It takes fathers to give birth to sons. It takes fathers to give birth to movements and ministries. It takes fathers to raise sons who will build cities both spiritual and natural.

Hearken to me, ye that follow after righteousness, ye that seek the LORD: look unto the rock whence ye are hewn, and to the hole of the pit whence ye are digged. Look unto Abraham your father, and unto Sarah that bare you: for I called him alone, and blessed him, and increased him. (Isaiah 51:1-2.)
And Abram fell on his face: and God talked with him, saying, As for me, behold, my covenant is with thee, and thou shalt be a father of many nations. Neither shall thy name any more be called Abram, but thy name shall be Abraham; for a father of many nations have I made thee.
And I will make thee exceeding fruitful, and I will make nations of thee, and kings shall come out of thee
(Genesis 17: 3-6.)

The Revelation of Fatherhood

It takes fathers to give birth to sons. It takes fathers to give birth to movements and ministries. It takes fathers to raise sons who will build cities both spiritual and natural. The city of Jerusalem, we are told from the Scripture, was built by David, a descendant of Abraham. The Lord said to Abraham that he would make him a father of nations and kings would come out of him. Out of functioning as a father, Abraham was also a king, a priest and a prophet. He functioned in these three roles.

From the Scripture, it is clear that those who are called to do certain things that have to do with the destiny of nation(s) are given these three dimensions. Take Moses for instance. He was a priest, he was a prophet and a king. In Exodus 32 he referred to himself as a king. David was a prophet, a priest and a king. Samuel was a prophet, a king and a priest. These three were in Abraham. Abraham was a prophet. It takes prophets to raise prophets. It takes kings to give birth to kings and to raise them as one. It takes priests to give birth to priests.  This concept is very clear in the Scripture.

In the ancient world usually fathers were both priests and kings. You see this in the case of Jezebel. The Scripture says that her father was a king of Ethbaal. Her father was both king and priest and that was why she could go in the strength of her father’s altar of wickedness to do what she did in the land of Israel.
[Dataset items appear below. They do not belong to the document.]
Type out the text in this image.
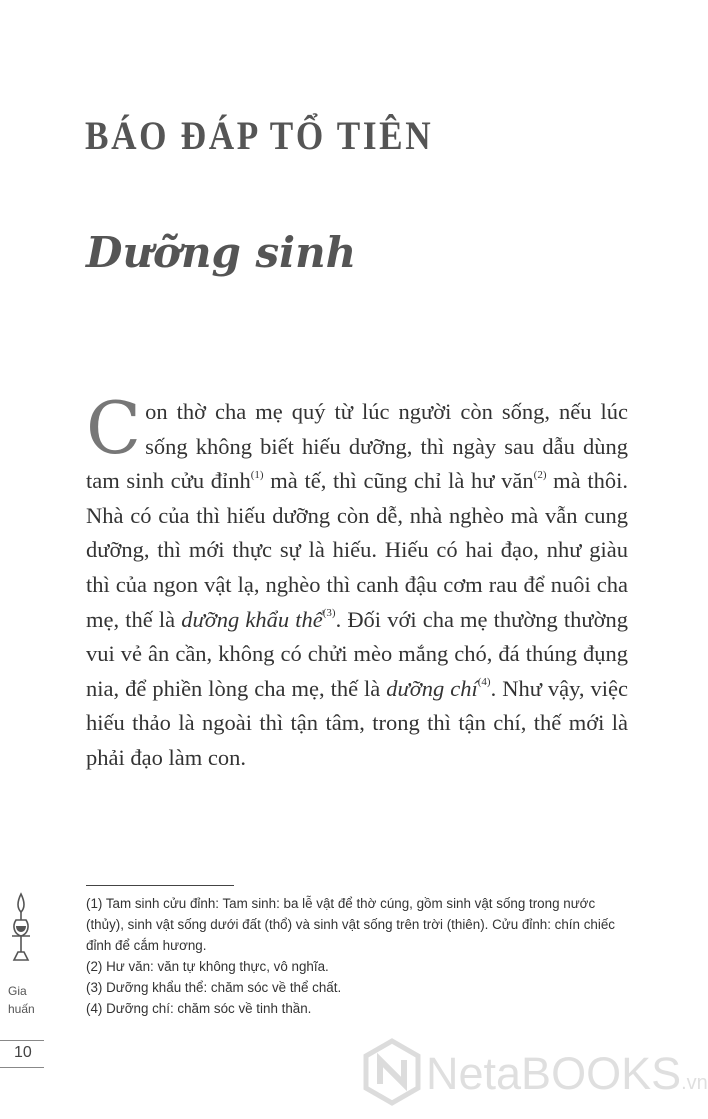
BÁO ĐÁP TỔ TIÊN
Dưỡng sinh
C on thờ cha mẹ quý từ lúc người còn sống, nếu lúc sống không biết hiếu dưỡng, thì ngày sau dẫu dùng tam sinh cửu đỉnh$^{(1)}$ mà tế, thì cũng chỉ là hư văn$^{(2)}$ mà thôi. Nhà có của thì hiếu dưỡng còn dễ, nhà nghèo mà vẫn cung dưỡng, thì mới thực sự là hiếu. Hiếu có hai đạo, như giàu thì của ngon vật lạ, nghèo thì canh đậu cơm rau để nuôi cha mẹ, thế là dưỡng khẩu thể$^{(3)}$. Đối với cha mẹ thường thường vui vẻ ân cần, không có chửi mèo mắng chó, đá thúng đụng nia, để phiền lòng cha mẹ, thế là dưỡng chí$^{(4)}$. Như vậy, việc hiếu thảo là ngoài thì tận tâm, trong thì tận chí, thế mới là phải đạo làm con.

(1) Tam sinh cửu đỉnh: Tam sinh: ba lễ vật để thờ cúng, gồm sinh vật sống trong nước (thủy), sinh vật sống dưới đất (thổ) và sinh vật sống trên trời (thiên). Cửu đỉnh: chín chiếc đỉnh để cắm hương.

(2) Hư văn: văn tự không thực, vô nghĩa.

(3) Dưỡng khẩu thể: chăm sóc về thể chất.

(4) Dưỡng chí: chăm sóc về tinh thần.

Gia
huấn
10	NetaBOOKS.vn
I am glad because this is what God is unveiling for us. I believe God is bringing us into this understanding and into the reality of this thing and the way to journey into it.

For us to function as fathers, we must be priests. What happens to many people in leadership is that they do not grow and deepen their priesthood first. Their fatherhood then becomes autocratic, domineering and controlling because there is no priesthood.  First and foremost, the heart of a father should be the heart of a priest to cry in intercessions. The joy of a father is to raise sons and daughters who will be greater than himself; that he would sit down and see his sons and daughters doing great things.

In Isaiah 51, the Lord says, I called him alone.  Look unto him. Abraham is a pattern. He is an example to follow. If you want to follow Me, look at Abraham, the Lord says. Not only Abraham but look unto Sarah (for motherhood). Sarah’s ministry was embedded in Abraham’s ministry. We must understand that as well. Sarah has nothing apart from Abraham.

From Genesis 12 and 13, three things were always associated with Abraham’s journey:

1. His Altars

Wherever Abraham went, he raised altars and grew his altars. The highest altar he raised was when he offered Isaac. I believe an altar speaks of the Cross as we need to carry our cross daily   in our following Christ. It speaks of consecration. It speaks of sacrifice. It speaks of where we lay down our will and self. It is a place of brokenness. Altar is a place of communion. The altar that Abraham raised was still alive and speaking even when his grandson Jacob passed through that place.  Angels were still ascending and descending on that altar in Genesis 28. Today we understand altar this way; that I am called to be an altar as individual and I can also raise altars. A man of altars who lives his life before God is a man that has power to raise altars.

The Bible says we have an altar where we eat (have communion with God) and that not all can partake of it (See Hebrews 13). Altars exist at different levels and we must understand the journey of Abraham in raising different altars wherever he went. It was to establish a communion between heaven and earth. It was also a place for him to offer and surrender himself like when he came up from Egypt; he went back to his first altar and surrendered in rededication of himself. It is a place of dedication, consecration and communion and offering. Without these we cannot grow in our journey to fatherhood; it is impossible.